Overview
ImmunityBio Inc. (NASDAQ: IBRX) experienced an 8.6% increase in premarket trading on Wednesday following confirmation from the U.S. Food and Drug Administration that it has accepted a supplemental Biologics License Application (sBLA) for ANKTIVA administered in combination with Bacillus Calmette-Guérin (BCG). The filing seeks an expanded indication for treating patients who have BCG-unresponsive non-muscle invasive bladder cancer (NMIBC) presenting with papillary disease and no carcinoma in situ (CIS).
Regulatory timeline and review focus
The FDA assigned a PDUFA target action date of January 6, 2027. In its notice, the agency said the regulatory review will concentrate on scientific evidence that describes overlapping features between papillary disease and CIS to determine whether that evidence adequately supports broadening ANKTIVA's approved indication.
Clinical evidence supporting the supplemental filing
The supplemental application is supported by results from the QUILT 3.032 Phase 2/3 trial, specifically Cohort B, which enrolled 80 patients with high-grade papillary-only NMIBC. According to data published in The Journal of Urology, the trial met its primary endpoint with a 12-month disease-free survival rate of 58.2%.
Secondary endpoints reported in the publication include progression-free survival of 94.9% at 12 months and 82.0% at 36 months. Cystectomy-free survival was listed as 92.2% at 12 months and 83.1% at 36 months. Disease-specific survival reached 96.0% at 36 months.

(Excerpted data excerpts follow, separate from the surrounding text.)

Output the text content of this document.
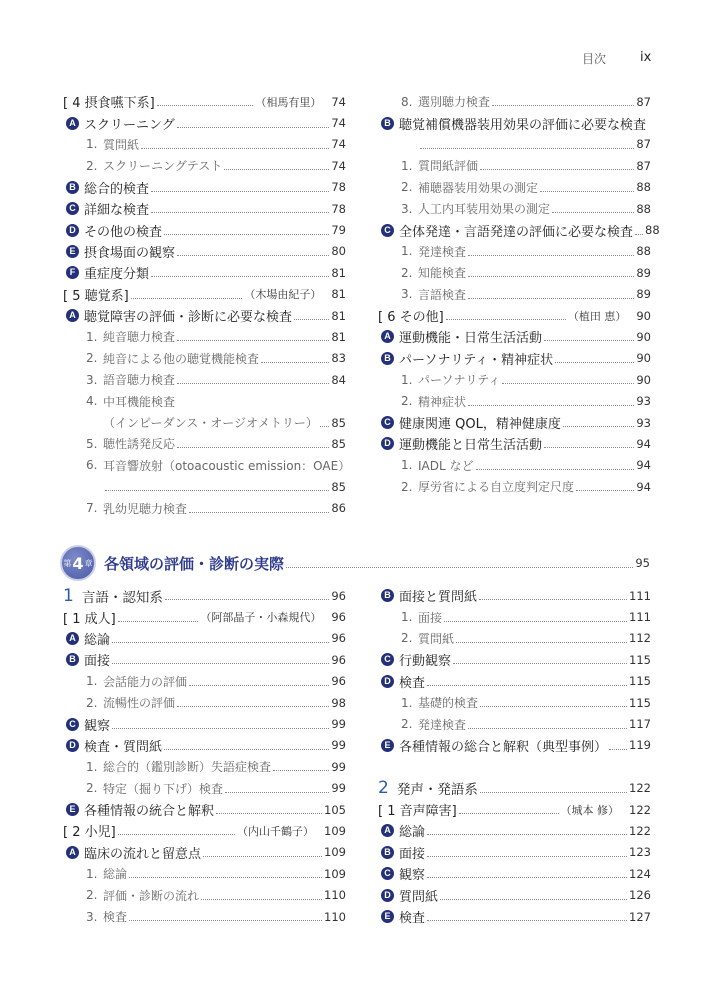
目次	ix
[ 4 摂食嚥下系]	（相馬有里） 74
A スクリーニング	74
1. 質問紙	74
2. スクリーニングテスト	74
B 総合的検査	78
C 詳細な検査	78
D その他の検査	79
E 摂食場面の観察	80
F 重症度分類	81
[ 5 聴覚系]	（木場由紀子） 81
A 聴覚障害の評価・診断に必要な検査	81
1. 純音聴力検査	81
2. 純音による他の聴覚機能検査	83
3. 語音聴力検査	84
4. 中耳機能検査
（インピーダンス・オージオメトリー） 85
5. 聴性誘発反応	85
6. 耳音響放射（otoacoustic emission：OAE）
85
7. 乳幼児聴力検査	86
8. 選別聴力検査	87
B 聴覚補償機器装用効果の評価に必要な検査
87
1. 質問紙評価	87
2. 補聴器装用効果の測定	88
3. 人工内耳装用効果の測定	88
C 全体発達・言語発達の評価に必要な検査 88
1. 発達検査	88
2. 知能検査	89
3. 言語検査	89
[ 6 その他]	（植田 恵） 90
A 運動機能・日常生活活動	90
B パーソナリティ・精神症状	90
1. パーソナリティ	90
2. 精神症状	93
C 健康関連 QOL，精神健康度	93
D 運動機能と日常生活活動	94
1. IADL など	94
2. 厚労省による自立度判定尺度	94
第 4 章 各領域の評価・診断の実際	95
1 言語・認知系	96
[ 1 成人]	（阿部晶子・小森規代） 96
A 総論	96
B 面接	96
1. 会話能力の評価	96
2. 流暢性の評価	98
C 観察	99
D 検査・質問紙	99
1. 総合的（鑑別診断）失語症検査	99
2. 特定（掘り下げ）検査	99
E 各種情報の統合と解釈	105
[ 2 小児]	（内山千鶴子） 109
A 臨床の流れと留意点	109
1. 総論	109
2. 評価・診断の流れ	110
3. 検査	110
B 面接と質問紙	111
1. 面接	111
2. 質問紙	112
C 行動観察	115
D 検査	115
1. 基礎的検査	115
2. 発達検査	117
E 各種情報の総合と解釈（典型事例） 119
2 発声・発語系	122
[ 1 音声障害]	（城本 修） 122
A 総論	122
B 面接	123
C 観察	124
D 質問紙	126
E 検査	127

Existing approval and patient population
ANKTIVA in combination with BCG was approved by the FDA in April 2024 to treat adult patients with BCG-unresponsive NMIBC that includes carcinoma in situ, with or without papillary tumors. The filing now seeks to extend that indication to the subset of patients who present with papillary disease only. The source material notes that approximately 85% of the roughly 64,000 people diagnosed with NMIBC in the United States each year present with papillary disease.
Context from FDA workshop and guideline alignment
During an FDA workshop on May 18, 2026, panelists stated that CIS and papillary disease arise from the same cancer-inducing clone and observed that clinicians already treat patients with papillary disease alone using off-label FDA-approved therapies that address CIS and papillary disease. The article states this assessment was consistent with the National Comprehensive Cancer Network's March 2026 decision to designate treatment of BCG-unresponsive NMIBC papillary disease as a Category 2A guideline.
Implications
The FDA's acceptance of the sBLA initiates a formal review that will test whether the scientific overlap between papillary disease and CIS supports expanding ANKTIVA's indication. The company’s supplemental filing relies on the outcomes reported in a single Phase 2/3 cohort of 80 patients, and the PDUFA target date sets a clear regulatory timeline for a decision.